Project Brainwave is described by Microsoft as a deep learning acceleration platform which employs Intel’s Stratix 10 (opens in new tab) FPGA (field programmable gate array) hardware accelerator to run AI through the cloud and still deliver near-instant results.

The system is capable of processing and transmitting data with ‘ultra-low latency’, delivering results as fast as that data comes in, and so effectively operating in real-time. And that’s a clear boon for the sort of applications that need this, from digital assistants through to the likes of autonomous driving.

The system has already shown that Intel’s Stratix 10 tech can exceed 39 Teraflops in terms of performance on a single request.

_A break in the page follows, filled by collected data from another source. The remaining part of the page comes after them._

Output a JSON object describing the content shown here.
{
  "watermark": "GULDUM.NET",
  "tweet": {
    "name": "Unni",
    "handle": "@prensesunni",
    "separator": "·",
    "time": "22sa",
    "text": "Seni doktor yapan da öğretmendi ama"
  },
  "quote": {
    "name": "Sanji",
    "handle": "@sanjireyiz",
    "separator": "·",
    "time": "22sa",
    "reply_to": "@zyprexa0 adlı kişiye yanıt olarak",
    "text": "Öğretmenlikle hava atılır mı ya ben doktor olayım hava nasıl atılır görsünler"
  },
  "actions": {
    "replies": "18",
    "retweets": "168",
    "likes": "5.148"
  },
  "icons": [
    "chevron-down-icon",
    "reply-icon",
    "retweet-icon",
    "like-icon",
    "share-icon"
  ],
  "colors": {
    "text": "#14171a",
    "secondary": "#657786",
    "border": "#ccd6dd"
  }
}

Microsoft engineer Doug Burger notes (opens in new tab): “At that level of performance, the Brainwave architecture sustains execution of over 130,000 compute operations per cycle, driven by one macro-instruction being issued each 10 cycles.

“Running on Stratix 10, Project Brainwave thus achieves unprecedented levels of demonstrated real-time AI performance on extremely challenging models.”

And further gains are expected as Microsoft hones the system over the next year or so.

Fun with frameworks

Project Brainwave supports deep learning frameworks including Microsoft’s own Cognitive Toolkit and Google’s Tensorflow, and the firm is planning to bring it to Azure customers as well.

Powerful real-time AI processing capabilities on tap will be another major string to Azure’s bow, for sure.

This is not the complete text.